Why is it so easy to say the media is the enemy?

A scholar-activist at the Poynter Institute down in Florida took note in mid-August of the fact that over 200 newspapers around the country planned to write an editorial Thursday, Aug. 16 making the case in a variety of ways that Prez Trump is wrong, that media are not the “enemy” of the people of the United States.

Well, they sure followed through. See the coverage here -- indicating the number participating this morning has actually risen to over 350 publications. The New York Times, which joined them, also provides excerpts from other editorials.

The neocon Bezos WaPo was not among them, no surprise.

The Poynter Institute is a think tank for journalism, and Al Tompkins, a longtime teacher there, wrote on their blog about this effort – wondering who would listen and who would not.

“Lots of journalists were surprised after the 2016 election” Tompkins said. “We vowed to listen to the public more, to find out why we were so surprised to hear that the public didn't love journalists and a growing number didn't believe us.” [emphasis added]

How does that happen? People write endless thousands of words to inform, and to persuade people to change their minds. But Tompkins remembers a recent Poynter seminar session when the host university’s chancellor told the workshoppers “We may be in danger of becoming a people who are not changed by discourse.”

Trump is contributing to that with his continual, toxic attacks on the press. But it was in place well before Trump; President Obama told David Letterman “One of the biggest challenges we have to our democracy is the degree to which we don’t share a common baseline of facts. What the Russians exploited — but it was already here — is we are operating in completely different information universes. If you watch Fox News, you are living on a different planet than you are if you listen to NPR.” Rachel Botsman’s report in The Guardian (where Obama was quoted) also referenced a January, 2018 survey that found 63% of the 33,000 respondents said “they no longer knew how to tell good journalism from rumour or falsehoods.”

As one veteran academic historian of journalism says, the fading model of “high modern” media was the newspaper front page that provided a “map of the world” as of the day of publication. Now much digital media is “disintermediated,” throwing unmapped information piecemeal at a dizzied public. If the public can’t or won’t “tell good journalism from rumour or falsehoods” is that because of the lack of a map in today’s media – or smoldering resentment of an industry/profession that had the elitist nerve to impose their map on people in the first place?

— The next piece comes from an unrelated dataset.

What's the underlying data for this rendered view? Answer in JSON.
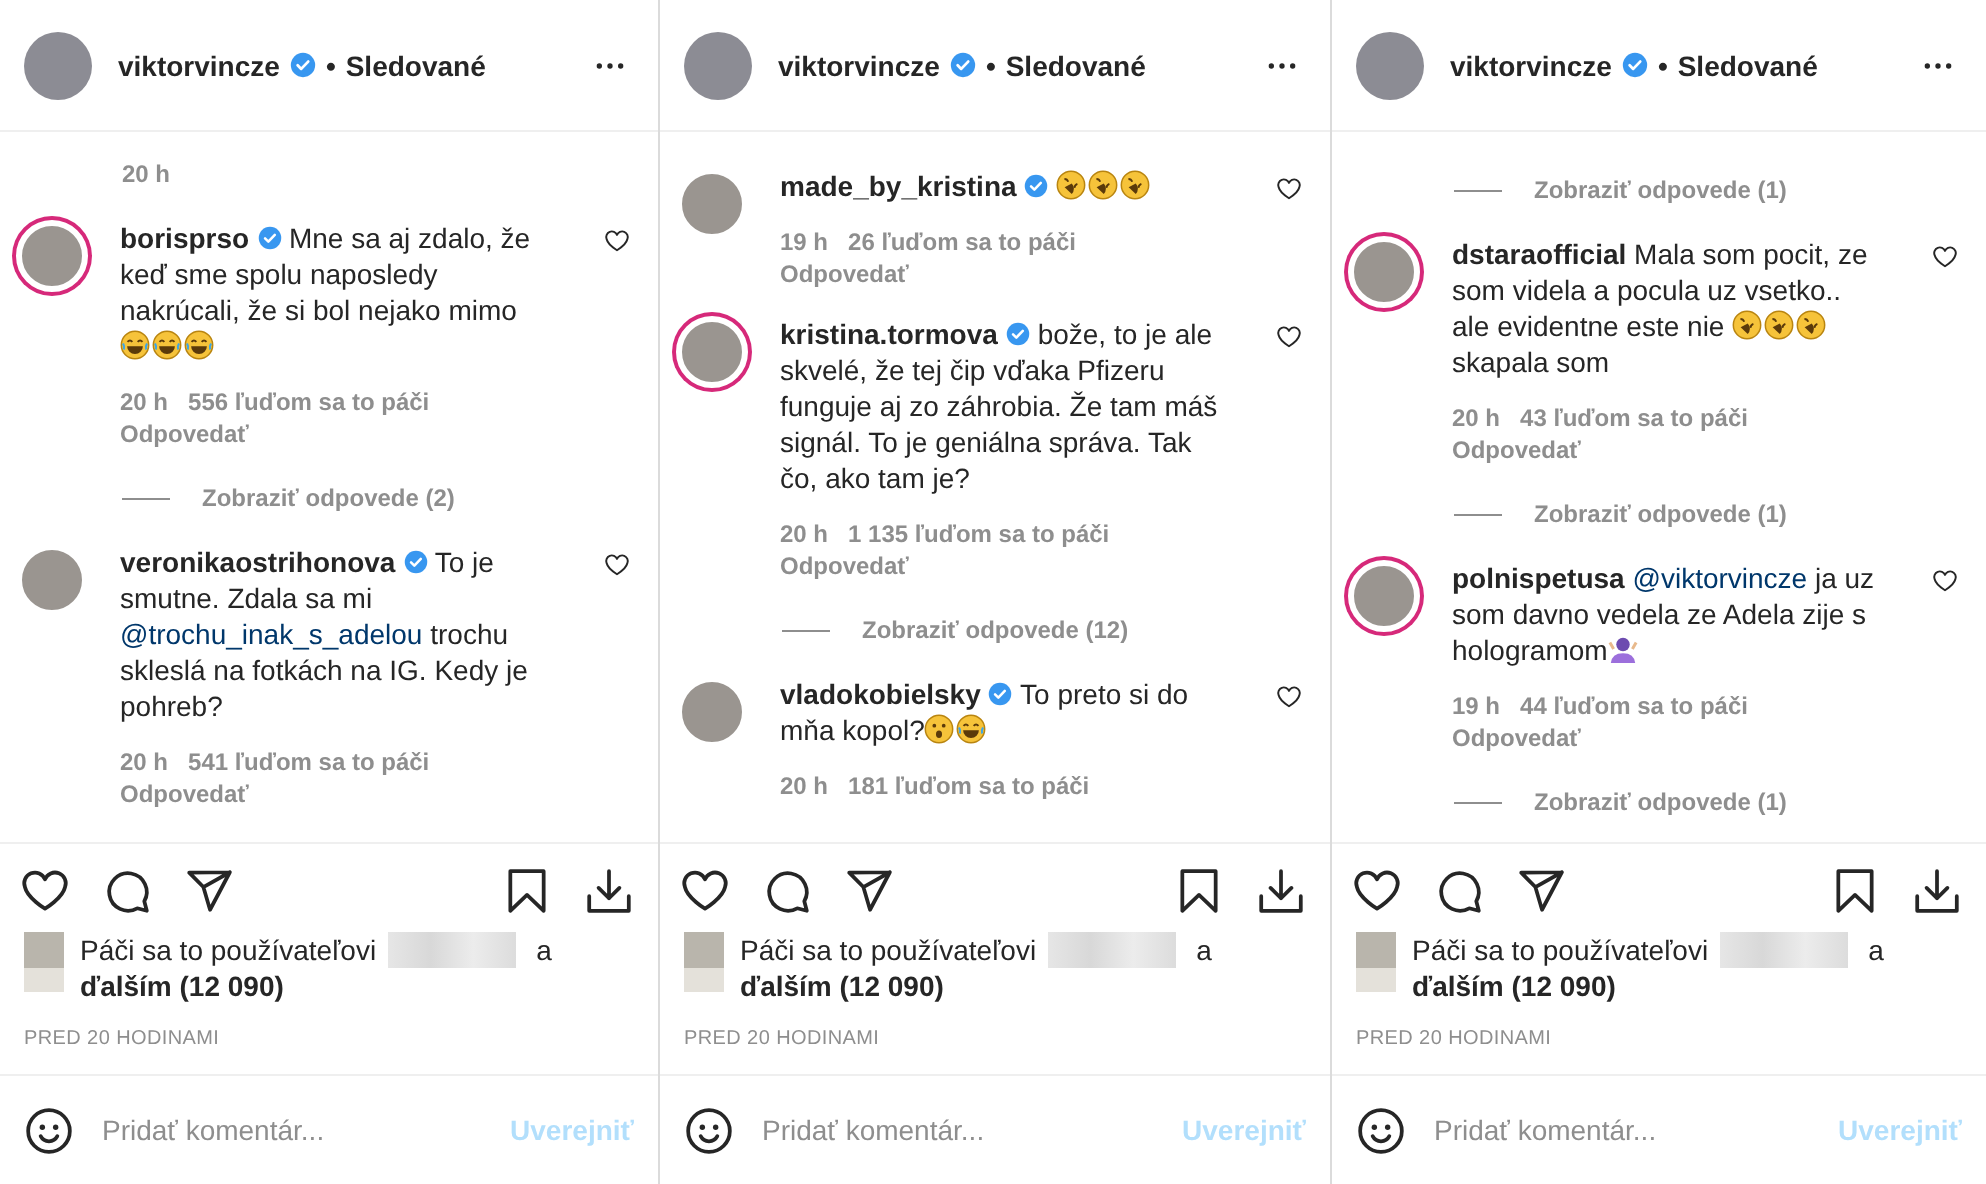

Whether these dismaying observations about media and the public’s estrangement are due in part to Trump’s rants about the media or – as others suggest – the effects of social media dominance is a tough call. Readers of the Washington Socialist are anything but Trump supporters, but we may take a long look at our information habits and practices and realize that we may be just as impervious to new, mind-changing information as those self-identified “deplorables” who think Trump critics are “fake news.”

As democratic socialists it is pretty much in our comradely DNA to not only bring a materialist analysis to our current chaotic information environment but to recognize how many different ways, for how many class fractions different from ourselves, the materialist perspective emerges and plays out. But we are busy and beleaguered folks, and sometimes the informational autopilot is too convenient a heuristic to pass up. So it can be hard to change one’s mind, even when the evidence points that way.

And the newspapers who vigorously editorialized today may want to ask themselves, as Tompkins observes, why “We punish politicians who, confronted with better evidence, change their minds” as flip-floppers. “We have to make it safe to change your mind,” he argues – and that means the editorial writers too, and perhaps the democratic socialists.

“Before you publish your editorials extolling the virtues of journalism, ask yourself: How are you doing with that listening tour?” Tompkins asks.

Few think that media are the “enemy of the people” that often features in Trump tweets – Tompkins is doubtful that Trump believes that. He was a celebrated publicity hound in the New York press for most of his career and learned to push the right buttons to stay in the public eye. But he is clever about turning an unfavorable (to him) media into a threat and much of the media is playing into his hands. Given that environment, until we develop a more instinctive grasp of the “hidden injuries of class” than Trump, we need to become more sure-footed.

Outgoing House Speaker Paul Ryan recently told the NYT political writer Mark Leibovitch – while watching a Trump tweet sail by, sizzling – Trump “just wants to see your heads explode, and he just wants you to spend the next 12 hours talking about this.”

The media don’t sound like enemies so much, perhaps, as Trump patsies. In an era when apparently discourse is less and less involved in changing minds, the media that roared, 350 strong, on Aug. 16  may want to recalibrate their stance, avoiding their fixation on the shiny objects of the latest tweet. And work on that listening tour.

Listening is never a wrong move. For anyone.

A version of this article appeared on the Progressive Maryland BlogSpace August 16.